Talking About My Novel

 

Late March 2020, right as the pandemic strangled the world into a global shutdown, FlameTree Press published my debut science-fiction novel Vulcan’s Forge. It is not a Star trek tie-in novel, though as a fan of the series from the 70s onward I have enjoyed a few, nor is it about a champion racehorse or a communist plot to erupt volcanoes but rather a blend of SF and film noir about stellar colonization and a critique of idealized 50s America.

In the book, following the destruction of the Earth and the inner solar system by a rogue brown dwarf, humanity had colonized the local stars by way of automated slower-than-light ships that constructed the colonial infrastructure and then begat the first generation of colonists from stored eggs and sperm.

On the colony of Nocturnia, which has had no communication with any other successful colony and may be the only one that has survived, the third generation of colonists are just now taking their places in this new society modeled on mid-twentieth century urban Americana.

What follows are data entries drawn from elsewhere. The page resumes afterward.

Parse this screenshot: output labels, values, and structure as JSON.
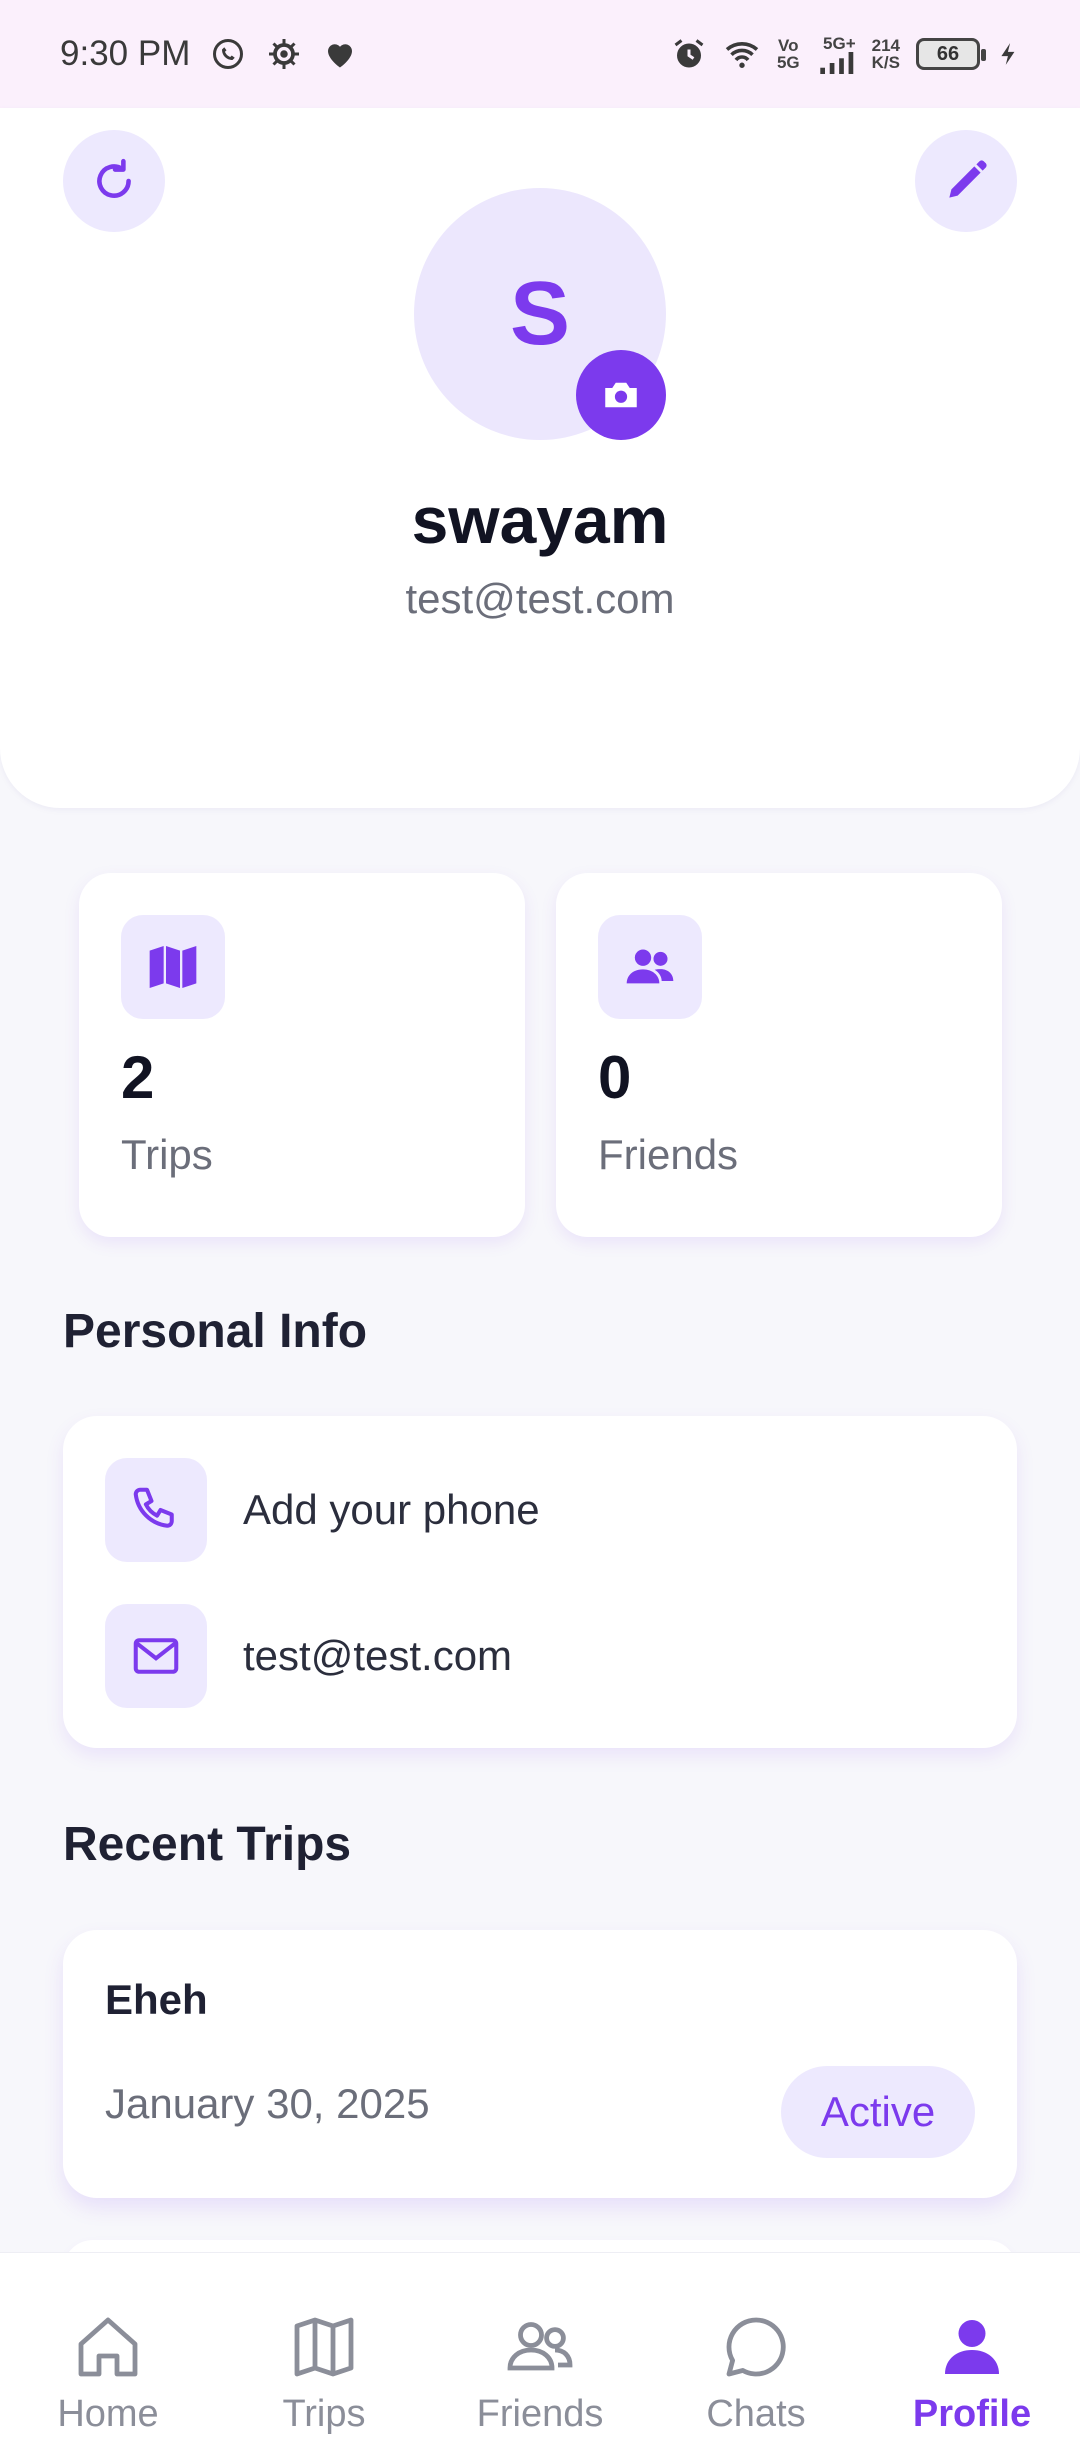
{
  "status_bar": {
    "time": "9:30 PM",
    "network_top": "Vo",
    "network_bottom": "5G",
    "signal_label": "5G+",
    "speed_value": "214",
    "speed_unit": "K/S",
    "battery": "66"
  },
  "profile": {
    "avatar_initial": "S",
    "name": "swayam",
    "email": "test@test.com"
  },
  "stats": [
    {
      "value": "2",
      "label": "Trips",
      "icon": "map-icon"
    },
    {
      "value": "0",
      "label": "Friends",
      "icon": "users-icon"
    }
  ],
  "personal_info": {
    "title": "Personal Info",
    "phone": "Add your phone",
    "email": "test@test.com"
  },
  "recent_trips": {
    "title": "Recent Trips",
    "items": [
      {
        "name": "Eheh",
        "date": "January 30, 2025",
        "status": "Active"
      }
    ]
  },
  "nav": {
    "items": [
      {
        "label": "Home",
        "icon": "home-icon"
      },
      {
        "label": "Trips",
        "icon": "map-icon"
      },
      {
        "label": "Friends",
        "icon": "users-icon"
      },
      {
        "label": "Chats",
        "icon": "chat-icon"
      },
      {
        "label": "Profile",
        "icon": "user-icon"
      }
    ],
    "active": "Profile"
  },
  "colors": {
    "accent": "#7c3aed",
    "accent_light": "#ede9fe",
    "background": "#f7f7fb",
    "status_bar": "#fbf0fc"
  }
}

Jason Kessler, the book’s protagonist, helps mold the culture by carefully curated mass media promoting the ideals and morals of this outpost of humanity. The problem for Jason is that he doesn’t fully believe in this family-oriented repressive suffocating society but wants a life free of the obligation to be nothing more than a ‘productive member of society’ and father of a nuclear family. When the seductive, sensuous, and mysterious Pamela Guest sweeps into his life offering him a way to have everything he’s every desired with the ever-present eye of the authorities every knowing he leaps at the possibility and suddenly find himself in tangled in a vast conspiracy that threatens his life and everything he thought was true.

Vulcan’s Forge is fairly well reviewed currently holding a 4.9 out of 5-star rating on Amazon and is currently available in Hardcover, paperback, and eBook from any bookseller.